Мысль и язык служат художнику инструментами творчества.
Порок и добродетель служат художнику материалом.
С точки зрения формы образец всякого искусства – игра музыканта. С точки зрения чувства образец – ремесло актера.
Всякое искусство есть одновременно поверхность и символ.
Тот, кто вскрывает поверхность, лучше бы остерегся.
Тот, кто прочитывает символ, лучше бы остерегся.
Искусство отражает на самом деле не жизнь, а смотрящего.
Разность мнений о произведении искусства показывает, что оно ново, сложно и полнокровно.
Когда критики спорят, художник пребывает в согласии с собой.

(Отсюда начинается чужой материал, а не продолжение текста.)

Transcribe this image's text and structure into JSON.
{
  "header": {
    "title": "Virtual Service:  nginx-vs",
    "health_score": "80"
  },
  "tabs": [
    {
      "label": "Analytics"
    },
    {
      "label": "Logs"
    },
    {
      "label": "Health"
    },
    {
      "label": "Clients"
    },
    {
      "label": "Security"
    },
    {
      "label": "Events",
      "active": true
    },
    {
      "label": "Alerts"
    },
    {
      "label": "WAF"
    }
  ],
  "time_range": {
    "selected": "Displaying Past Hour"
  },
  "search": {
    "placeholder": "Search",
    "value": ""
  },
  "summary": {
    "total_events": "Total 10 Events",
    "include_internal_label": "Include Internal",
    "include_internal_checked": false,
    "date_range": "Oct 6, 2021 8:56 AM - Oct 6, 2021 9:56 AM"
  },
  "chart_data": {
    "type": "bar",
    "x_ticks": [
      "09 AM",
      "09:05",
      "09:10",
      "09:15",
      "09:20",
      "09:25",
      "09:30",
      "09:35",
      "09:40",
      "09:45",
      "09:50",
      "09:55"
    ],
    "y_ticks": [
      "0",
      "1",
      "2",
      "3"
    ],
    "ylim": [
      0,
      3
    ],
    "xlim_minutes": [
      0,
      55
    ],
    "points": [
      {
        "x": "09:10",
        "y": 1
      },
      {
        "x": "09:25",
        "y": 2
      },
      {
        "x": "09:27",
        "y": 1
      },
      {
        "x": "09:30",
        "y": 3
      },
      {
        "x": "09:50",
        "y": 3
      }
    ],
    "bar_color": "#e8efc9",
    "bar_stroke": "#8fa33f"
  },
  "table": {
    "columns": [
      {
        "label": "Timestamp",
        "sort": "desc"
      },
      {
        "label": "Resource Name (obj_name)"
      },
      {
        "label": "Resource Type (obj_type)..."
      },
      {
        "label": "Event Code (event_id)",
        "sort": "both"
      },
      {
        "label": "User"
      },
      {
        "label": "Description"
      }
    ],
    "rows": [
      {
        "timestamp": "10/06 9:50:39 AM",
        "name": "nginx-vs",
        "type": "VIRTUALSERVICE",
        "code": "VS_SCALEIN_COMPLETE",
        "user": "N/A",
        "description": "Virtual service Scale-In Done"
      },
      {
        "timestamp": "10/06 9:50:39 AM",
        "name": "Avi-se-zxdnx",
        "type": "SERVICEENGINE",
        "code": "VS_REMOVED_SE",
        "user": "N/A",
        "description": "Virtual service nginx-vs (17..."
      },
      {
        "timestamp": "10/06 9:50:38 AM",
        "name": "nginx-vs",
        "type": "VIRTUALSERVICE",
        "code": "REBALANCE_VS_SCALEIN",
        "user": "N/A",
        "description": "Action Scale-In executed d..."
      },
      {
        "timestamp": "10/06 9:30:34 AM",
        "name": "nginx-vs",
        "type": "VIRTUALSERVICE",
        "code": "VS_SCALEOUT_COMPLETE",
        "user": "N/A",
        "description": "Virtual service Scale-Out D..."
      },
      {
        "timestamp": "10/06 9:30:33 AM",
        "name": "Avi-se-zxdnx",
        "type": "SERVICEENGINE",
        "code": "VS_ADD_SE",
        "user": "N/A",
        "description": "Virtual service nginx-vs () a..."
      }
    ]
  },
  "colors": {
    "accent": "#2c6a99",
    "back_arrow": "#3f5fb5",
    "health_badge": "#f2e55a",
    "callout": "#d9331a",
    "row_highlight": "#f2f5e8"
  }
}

Сотворившего полезное можно простить, если он не восхищен своим творением. Сотворившего бесполезное может оправдать лишь его страстное восхищение своим творением.
Всякое искусство совершенно бесполезно.
Оскар Уайльд
Глава I
Мастерская художника полнилась густым ароматом роз, а легкий ветерок, тревожа по временам садовые деревья и кусты, приносил сквозь открытую дверь то насыщенный дух сирени, то более нежный запах розовых цветков боярышника.
Полулежа в углу дивана, покрытого персидским ковром, и покуривая, по своему обыкновению, бесчисленные сигареты, лорд Генри Уоттон лишь краем глаза видел желтое пламя бобовника, чьи кисти, медовые цветом и ароматом, казалось, было едва под силу держать подрагивающим от огненной ноши ветвям; птицы, фантастическими тенями пролетая порой за огромным, затянутым длинными чесучовыми занавесками окном, на миг рождали у него ощущение чего-то японского, наводя на мысль о токийских живописцах с бледно-зеленоватыми нефритовыми лицами, стремящихся средствами искусства, по природе своей статичного, передать движение, быстроту. Сердитое гудение пчел, которые проталкивались сквозь высокую некошеную траву или упорно, монотонно вились вокруг пыльно-золотистых рожков раскидистой жимолости, придавало тишине гнетущий оттенок. Лондон едва уловимо рокотал в нижнем регистре подобием дальнего органа.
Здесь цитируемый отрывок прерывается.